The charachter of power - or opression - needs to shape how we respond to politics. Even the nature of the entity we direct ourselves against needs to be in question - do we concern ourselves with 'power,' or rather 'violence' or rather 'oppression'? Each implies a system of organization, each a strategy for change. Oppression contains within it a model of ideal life, a proper wholy lived life, a subject that has no objective basis. At the same time we posit this free person within the oppressed, we decry that naturalization of opressive tendancies that mask themselves as the 'only way' 'human nature' or 'inevitable.' A false consciousness neccesarily drives the purpetuation of social crimes, and a similarly arbitrary consciousness animates our thoughts on liberation.
No doubt we encounter wrongs, but the nature of those wrongs eludes us. At the same time, the struggle to define those wrongs itself is striated with power. The process of identifying wrongs and focusing change is the cornerstone of politics - how we know problems shapes how we change. The terribly academic process of deconstruction is neccesary to match the strategies of power that construct their own schema for thinking about change, but at the same time, it invests authority in those people who already have the time for abstract thought. It puts the burden of defining change in the hands of folks with relative privilege.

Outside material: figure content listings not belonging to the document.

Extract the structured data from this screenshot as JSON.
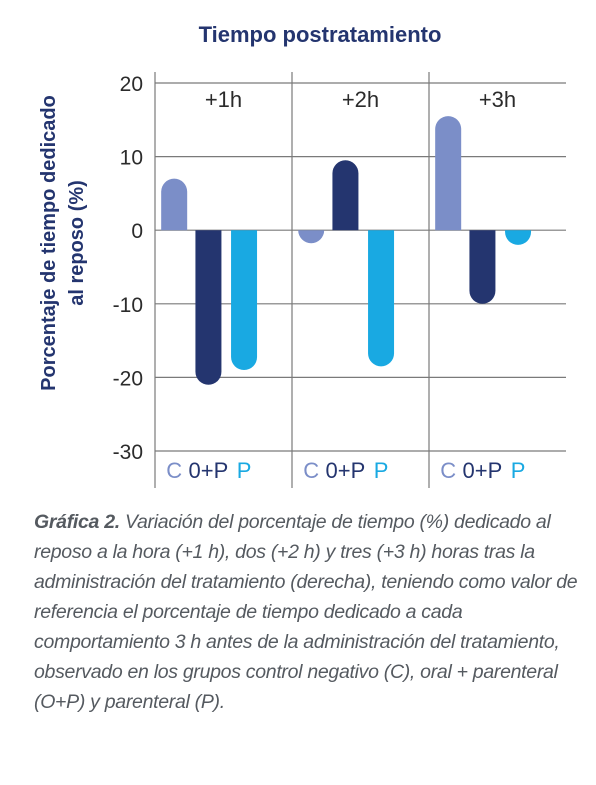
{
  "chart_data": {
    "type": "bar",
    "title": "Tiempo postratamiento",
    "ylabel": "Porcentaje de tiempo dedicado al reposo (%)",
    "ylabel_lines": [
      "Porcentaje de tiempo dedicado",
      "al reposo (%)"
    ],
    "xlabel": "",
    "ylim": [
      -30,
      20
    ],
    "yticks": [
      20,
      10,
      0,
      -10,
      -20,
      -30
    ],
    "panels": [
      "+1h",
      "+2h",
      "+3h"
    ],
    "categories": [
      "C",
      "0+P",
      "P"
    ],
    "series": [
      {
        "name": "C",
        "color": "#7b8ec8",
        "values": [
          7,
          -1,
          15.5
        ]
      },
      {
        "name": "0+P",
        "color": "#24356f",
        "values": [
          -21,
          9.5,
          -10
        ]
      },
      {
        "name": "P",
        "color": "#19a9e2",
        "values": [
          -19,
          -18.5,
          -2
        ]
      }
    ],
    "grid": true,
    "legend": "none"
  },
  "caption": {
    "label": "Gráfica 2.",
    "text": "Variación del porcentaje de tiempo (%) dedicado al reposo a la hora (+1 h), dos (+2 h) y tres (+3 h) horas tras la administración del tratamiento (derecha), teniendo como valor de referencia el porcentaje de tiempo dedicado a cada comportamiento 3 h antes de la administración del tratamiento, observado en los grupos control negativo (C), oral + parenteral (O+P) y parenteral (P)."
  },
  "colors": {
    "title": "#24356f",
    "axis_text": "#2b2b2b",
    "grid": "#7a7a7a"
  }
}
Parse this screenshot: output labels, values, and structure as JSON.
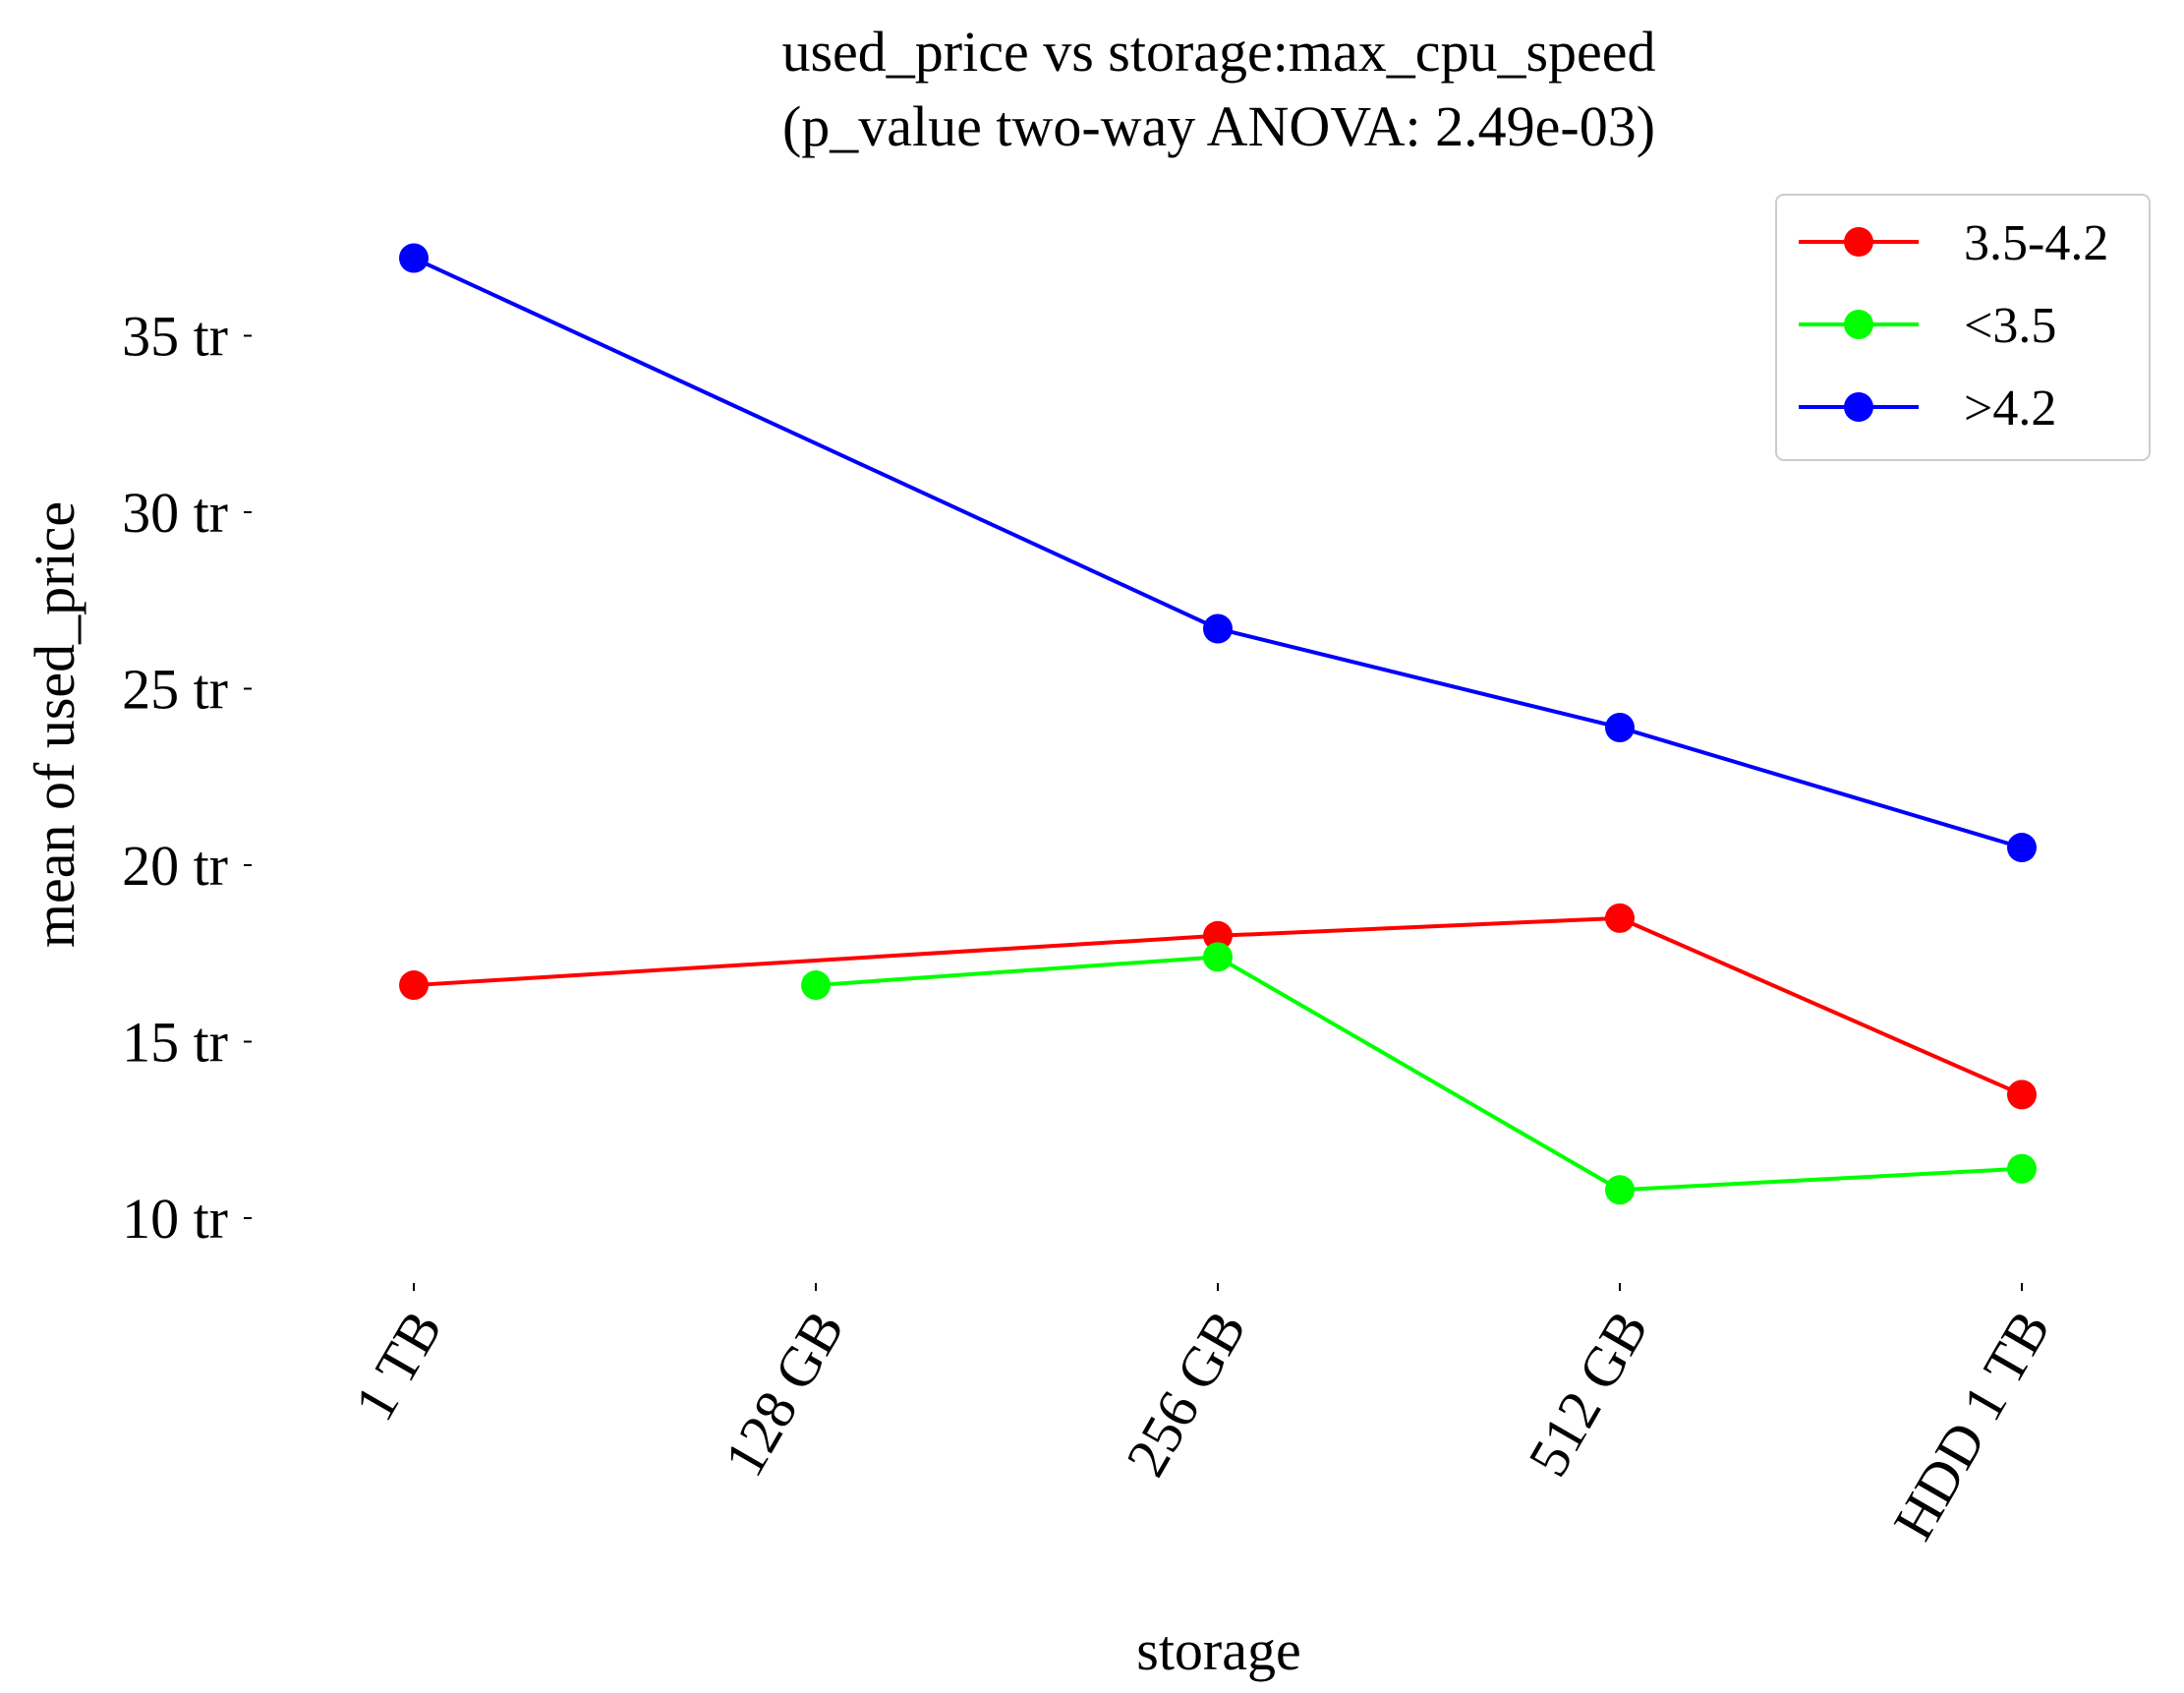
{
  "chart_data": {
    "type": "line",
    "title_line1": "used_price vs storage:max_cpu_speed",
    "title_line2": "(p_value two-way ANOVA: 2.49e-03)",
    "xlabel": "storage",
    "ylabel": "mean of used_price",
    "categories": [
      "1 TB",
      "128 GB",
      "256 GB",
      "512 GB",
      "HDD 1 TB"
    ],
    "ytick_values": [
      10,
      15,
      20,
      25,
      30,
      35
    ],
    "ytick_labels": [
      "10 tr",
      "15 tr",
      "20 tr",
      "25 tr",
      "30 tr",
      "35 tr"
    ],
    "ylim": [
      8.5,
      38.5
    ],
    "grid": false,
    "legend_position": "top-right",
    "series": [
      {
        "name": "3.5-4.2",
        "color": "#ff0000",
        "values": [
          16.6,
          null,
          18.0,
          18.5,
          13.5
        ]
      },
      {
        "name": "<3.5",
        "color": "#00ff00",
        "values": [
          null,
          16.6,
          17.4,
          10.8,
          11.4
        ]
      },
      {
        "name": ">4.2",
        "color": "#0000ff",
        "values": [
          37.2,
          null,
          26.7,
          23.9,
          20.5
        ]
      }
    ]
  }
}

There's always a point at which our understanding of opression, and what needs to change, disappears into an individual. No subject of power remains so coherent as to unequivocobly demand a single response; our understanding of change neccesarily requires the addition of judgement that arrises out of ourselves. The void stares back. At this point, some notion of universal values, or the master-narrative of the political interjects and asserts a basis for change. "Ah, but it is capital, all along!"
When the master-narrative re-emerges, we then face the structures of power, and our means of confronting them. The development of scale in political systems occurs to take advantage of divisions of labor, so that the thinkers don't have to do their own violence, and so those committing violence don't have to think.